Availability is the next user need that hotel sites must satisfy, but this can get quite complicated in a hotel booking process. Most online shops selling physical goods have stock—the number of items in the warehouse. There is a fixed quantity and a set price. Hotels and airlines, however, have a multi-faceted inventory – rooms categorized by type (such as double, single, deluxe), with various rates (like advanced booking rates, special offer rates or flexible rates, and availability). Hotel inventory requires much more management and has many different considerations when dealing with the display of inventory and availability. This can lead to some interesting challenges for the user interface, challenges that many hotels are still trying to get right.
Flight-aggregation service Hipmunk takes a novel approach to this problem, displaying travel data so it’s easier for the user to understand. Inventive solutions like this really improve the whole booking process, not to mention that they encourage users to recommend and reuse the site.
The actual booking is where the interface design really needs to work hard. To get users from Point A to that final confirmation page, the process needs to be as smooth as possible. Making the process simple and effective for the user is your task, but what makes the user interface more complex is adhering to the hotel business organisation and technical considerations that Alan Cooper’s goal oriented design process brings together.
The business challenges
Before mapping out the booking process, there are several challenges that should be considered. I’ve discovered that hotel business can become very complicated; along with multiple hotels, there could be multiple business rules, such as child policies, cancellation policies, and how room types, rates, and offers are managed. Procuring this type of information from the business is often a challenge of its own, as the details can vary across each property and may not be held in a central location. The best way around this is to ask questions (rather than assume) all throughout the project – from wireframing and prototyping to final development. This way, fewer problems will arise when the system gets tested.
The technical challenges
Hotels, as well as other travel sites, use computer reservation systems. The online booking system we create needs to hook into this existing reservation system. This means that we must thoroughly understand how the reservation system works before beginning to design the interface for our booking system. Getting as much documentation as possible beforehand and ensuring the developers are involved in the design process makes understanding the limitations and requirements of the system much easier.

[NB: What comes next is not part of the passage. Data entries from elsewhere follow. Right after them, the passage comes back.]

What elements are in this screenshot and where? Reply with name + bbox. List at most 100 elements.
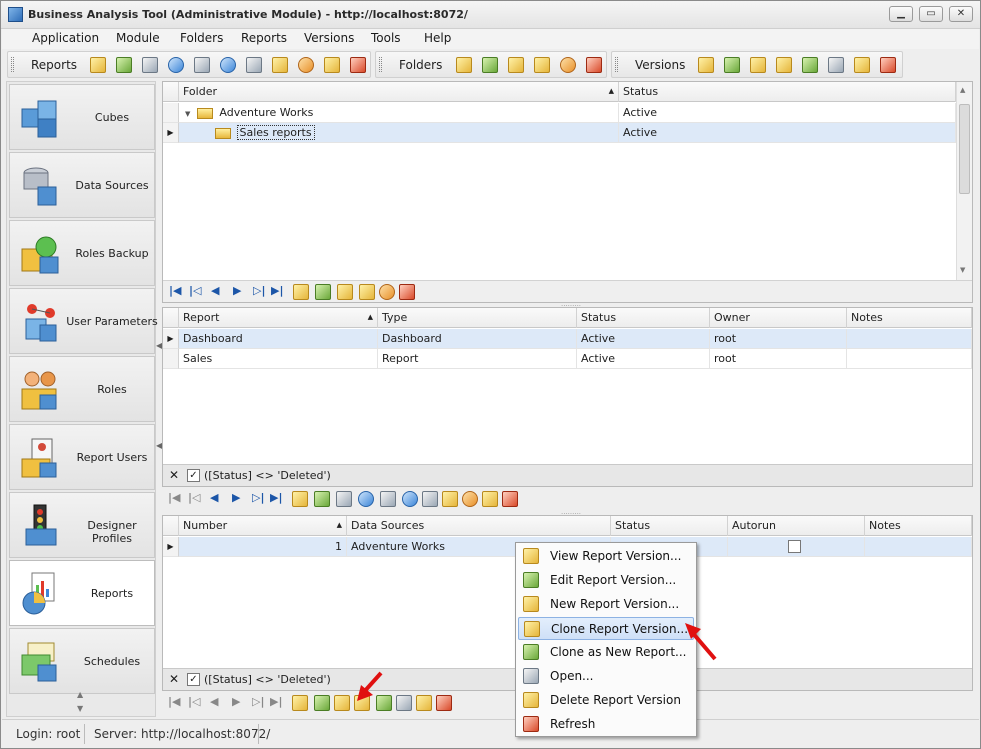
- close-button[interactable]: ✕: [949, 6, 973, 22]
- toolbar-grip[interactable]: [379, 57, 382, 72]
- column-header-notes[interactable]: Notes: [865, 516, 972, 536]
- next-page-icon[interactable]: ▷|: [252, 491, 264, 504]
- clone-version-icon[interactable]: [776, 57, 792, 73]
- menu-versions[interactable]: Versions: [304, 31, 354, 45]
- next-record-icon[interactable]: ▶: [233, 284, 241, 297]
- new-folder-icon[interactable]: [508, 57, 524, 73]
- menu-module[interactable]: Module: [116, 31, 160, 45]
- refresh-reports-icon[interactable]: [350, 57, 366, 73]
- first-page-icon[interactable]: |◀: [169, 284, 181, 297]
- view-report-icon[interactable]: [90, 57, 106, 73]
- menu-item-edit-report-version[interactable]: Edit Report Version...: [518, 569, 694, 592]
- edit-report-icon[interactable]: [314, 491, 330, 507]
- report-chart-icon[interactable]: [142, 57, 158, 73]
- delete-folder-icon[interactable]: [359, 284, 375, 300]
- attach-icon[interactable]: [422, 491, 438, 507]
- prev-record-icon[interactable]: ◀: [210, 695, 218, 708]
- new-version-icon[interactable]: [750, 57, 766, 73]
- attach-icon[interactable]: [246, 57, 262, 73]
- edit-folder-icon[interactable]: [482, 57, 498, 73]
- menu-item-view-report-version[interactable]: View Report Version...: [518, 545, 694, 568]
- menu-application[interactable]: Application: [32, 31, 99, 45]
- sidebar-item-roles[interactable]: Roles: [9, 356, 155, 422]
- refresh-versions-icon[interactable]: [436, 695, 452, 711]
- delete-version-icon[interactable]: [854, 57, 870, 73]
- prev-record-icon[interactable]: ◀: [211, 284, 219, 297]
- prev-page-icon[interactable]: |◁: [189, 284, 201, 297]
- column-header-notes[interactable]: Notes: [847, 308, 972, 328]
- edit-version-icon[interactable]: [724, 57, 740, 73]
- table-row[interactable]: Sales Report Active root: [163, 349, 972, 369]
- filter-enabled-checkbox[interactable]: ✓: [187, 469, 200, 482]
- prev-page-icon[interactable]: |◁: [188, 491, 200, 504]
- scroll-thumb[interactable]: [959, 104, 970, 194]
- sidebar-item-data-sources[interactable]: Data Sources: [9, 152, 155, 218]
- delete-folder-icon[interactable]: [534, 57, 550, 73]
- column-header-owner[interactable]: Owner: [710, 308, 847, 328]
- menu-item-clone-as-new-report[interactable]: Clone as New Report...: [518, 641, 694, 664]
- column-header-autorun[interactable]: Autorun: [728, 516, 865, 536]
- menu-item-refresh[interactable]: Refresh: [518, 713, 694, 736]
- prev-page-icon[interactable]: |◁: [188, 695, 200, 708]
- column-header-report[interactable]: Report ▲: [179, 308, 378, 328]
- menu-help[interactable]: Help: [424, 31, 451, 45]
- column-header-folder[interactable]: Folder ▲: [179, 82, 619, 102]
- scroll-down-icon[interactable]: ▼: [960, 266, 965, 274]
- delete-version-icon[interactable]: [416, 695, 432, 711]
- toolbar-grip[interactable]: [11, 57, 14, 72]
- report-users-icon[interactable]: [462, 491, 478, 507]
- sidebar-item-user-parameters[interactable]: User Parameters: [9, 288, 158, 354]
- publish-icon[interactable]: [220, 57, 236, 73]
- folders-vertical-scrollbar[interactable]: ▲ ▼: [956, 82, 972, 280]
- sidebar-item-schedules[interactable]: Schedules: [9, 628, 155, 694]
- schedule-report-icon[interactable]: [380, 491, 396, 507]
- edit-folder-icon[interactable]: [315, 284, 331, 300]
- open-version-icon[interactable]: [396, 695, 412, 711]
- column-header-status[interactable]: Status: [577, 308, 710, 328]
- delete-report-icon[interactable]: [324, 57, 340, 73]
- maximize-button[interactable]: ▭: [919, 6, 943, 22]
- report-properties-icon[interactable]: [442, 491, 458, 507]
- folder-users-icon[interactable]: [560, 57, 576, 73]
- view-folder-icon[interactable]: [456, 57, 472, 73]
- view-version-icon[interactable]: [698, 57, 714, 73]
- toolbar-grip[interactable]: [615, 57, 618, 72]
- menu-reports[interactable]: Reports: [241, 31, 287, 45]
- open-version-icon[interactable]: [828, 57, 844, 73]
- filter-text[interactable]: ([Status] <> 'Deleted'): [204, 673, 331, 686]
- last-page-icon[interactable]: ▶|: [271, 284, 283, 297]
- sidebar-scroll-down-icon[interactable]: ▼: [77, 704, 83, 713]
- tree-row[interactable]: ▶ Sales reports Active: [163, 123, 956, 143]
- sidebar-item-roles-backup[interactable]: Roles Backup: [9, 220, 155, 286]
- prev-record-icon[interactable]: ◀: [210, 491, 218, 504]
- new-folder-icon[interactable]: [337, 284, 353, 300]
- next-record-icon[interactable]: ▶: [232, 491, 240, 504]
- run-report-icon[interactable]: [358, 491, 374, 507]
- next-page-icon[interactable]: ▷|: [253, 284, 265, 297]
- sidebar-item-designer-profiles[interactable]: Designer Profiles: [9, 492, 155, 558]
- column-header-status[interactable]: Status: [611, 516, 728, 536]
- menu-folders[interactable]: Folders: [180, 31, 223, 45]
- clear-filter-icon[interactable]: ✕: [169, 672, 179, 686]
- autorun-checkbox[interactable]: [788, 540, 801, 553]
- last-page-icon[interactable]: ▶|: [270, 695, 282, 708]
- sidebar-item-report-users[interactable]: Report Users: [9, 424, 155, 490]
- menu-item-delete-report-version[interactable]: Delete Report Version: [518, 689, 694, 712]
- sidebar-item-reports[interactable]: Reports: [9, 560, 155, 626]
- sidebar-item-cubes[interactable]: Cubes: [9, 84, 155, 150]
- refresh-folders-icon[interactable]: [399, 284, 415, 300]
- edit-report-icon[interactable]: [116, 57, 132, 73]
- refresh-folders-icon[interactable]: [586, 57, 602, 73]
- filter-text[interactable]: ([Status] <> 'Deleted'): [204, 469, 331, 482]
- tree-collapse-icon[interactable]: ▼: [185, 110, 190, 118]
- report-properties-icon[interactable]: [272, 57, 288, 73]
- report-chart-icon[interactable]: [336, 491, 352, 507]
- scroll-up-icon[interactable]: ▲: [960, 86, 965, 94]
- column-header-type[interactable]: Type: [378, 308, 577, 328]
- last-page-icon[interactable]: ▶|: [270, 491, 282, 504]
- tree-row[interactable]: ▼ Adventure Works Active: [163, 103, 956, 123]
- run-report-icon[interactable]: [168, 57, 184, 73]
- publish-icon[interactable]: [402, 491, 418, 507]
- folder-users-icon[interactable]: [379, 284, 395, 300]
- table-row[interactable]: ▶ Dashboard Dashboard Active root: [163, 329, 972, 349]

Booking doesn’t need to be the end for the user journey within hotel websites. This is the fun part! Testing has shown that users respond really well to useful suggestions and information to help them plan their holiday, so think about what’s next—cross-sell more opportunities, be part of the holiday planning process, and find ways to keep the user engaged with the brand. This will only help to improve brand recognition and loyalty by keeping the hotel website in the front of the user’s mind.
Now you know…
Designing a booking process can be quite fun—it’s interesting and complicated, and overall you’re delivering something that should make people feel good. It’s great being involved creating a new process from start to finish, thinking about the user journey and how to create a better user experience. Through the 3 hotel projects I’ve been involved in where we created the full online booking process I’ve found that even though I’m getting closer to a solid framework for it, there are so many things that need to be considered for each individual business and user group.. Framework or not, this is still a challenge. Technology is advancing too, and with that, the future holds the opportunity to create much more efficient, innovative and richer experiences.
So, think of the user. Think of the business. Think of the technology. By marrying these elements, you’ll be that much closer to bringing your user interface together to make something elegant, usable and successful.